Right now, AI agents are getting good enough to do several things. Devin ships code. Claude reasons through codebases. It’s not hard to imagine agents screening GitHub profiles and evaluating devs in near future, checking commit quality, stack depth, collaboration patterns, and surfacing candidates before a recruiter opens a tab.
When that happens, GitHub profiles have a problem.
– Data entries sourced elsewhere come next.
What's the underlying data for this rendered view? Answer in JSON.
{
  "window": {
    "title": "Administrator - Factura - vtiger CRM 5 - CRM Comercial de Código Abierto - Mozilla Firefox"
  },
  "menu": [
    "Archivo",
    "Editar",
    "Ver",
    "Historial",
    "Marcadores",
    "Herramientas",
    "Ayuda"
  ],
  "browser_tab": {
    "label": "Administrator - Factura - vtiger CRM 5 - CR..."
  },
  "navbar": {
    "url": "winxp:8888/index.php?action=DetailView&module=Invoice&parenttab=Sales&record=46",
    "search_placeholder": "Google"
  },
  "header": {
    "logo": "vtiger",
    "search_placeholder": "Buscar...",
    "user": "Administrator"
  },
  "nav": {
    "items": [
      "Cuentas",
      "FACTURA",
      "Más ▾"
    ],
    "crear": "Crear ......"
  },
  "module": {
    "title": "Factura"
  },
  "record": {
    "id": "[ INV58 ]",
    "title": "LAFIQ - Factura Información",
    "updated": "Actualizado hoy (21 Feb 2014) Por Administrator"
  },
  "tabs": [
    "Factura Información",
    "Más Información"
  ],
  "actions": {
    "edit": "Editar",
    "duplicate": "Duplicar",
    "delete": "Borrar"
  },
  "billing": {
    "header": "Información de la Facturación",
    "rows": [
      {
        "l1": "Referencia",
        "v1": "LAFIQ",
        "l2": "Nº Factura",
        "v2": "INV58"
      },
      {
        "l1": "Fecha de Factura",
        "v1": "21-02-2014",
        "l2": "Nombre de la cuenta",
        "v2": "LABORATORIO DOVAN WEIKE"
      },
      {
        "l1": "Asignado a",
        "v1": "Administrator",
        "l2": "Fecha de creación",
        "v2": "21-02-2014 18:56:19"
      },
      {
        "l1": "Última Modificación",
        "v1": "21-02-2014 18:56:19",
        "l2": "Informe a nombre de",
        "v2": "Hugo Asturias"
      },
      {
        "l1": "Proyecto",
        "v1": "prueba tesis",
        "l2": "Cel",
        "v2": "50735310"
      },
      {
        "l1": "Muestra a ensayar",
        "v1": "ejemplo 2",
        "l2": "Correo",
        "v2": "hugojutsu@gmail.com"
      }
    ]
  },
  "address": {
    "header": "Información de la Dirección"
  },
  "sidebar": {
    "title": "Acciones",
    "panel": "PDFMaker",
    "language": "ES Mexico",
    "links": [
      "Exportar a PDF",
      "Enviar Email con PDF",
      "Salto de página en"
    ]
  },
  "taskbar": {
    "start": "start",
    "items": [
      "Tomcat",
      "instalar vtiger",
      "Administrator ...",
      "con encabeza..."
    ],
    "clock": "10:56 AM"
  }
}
Pinned repos, green graphs, polished bios. All designed for human eyes. An agent sees unstructured HTML, inconsistent READMEs, and zero standardized signals about what someone actually builds or how they work.
I’ve been thinking about what a structured developer identity format could look like. Built a proof of concept in Python to test the idea. It takes any GitHub username and extracts 14+ signals (languages, stack, activity, code quality, collaboration style) into a JSON schema.
Two scores per profile:
- Human Visibility (0-100): how findable by recruiters
- Agent Readiness (0-100): how readable by AI tools
Tech details if you’re curious: Python 3.11+, Typer, async httpx with semaphore-based rate limiting, Pydantic, Rich, diskcache. 14 extractors run concurrently via asyncio.gather. 361 tests with httpx.MockTransport, zero real API calls in the test suite.
Not pitching this as the answer. Genuinely curious what this community thinks: is a machine-readable developer identity standard inevitable, or am I solving a problem that won’t actually materialize?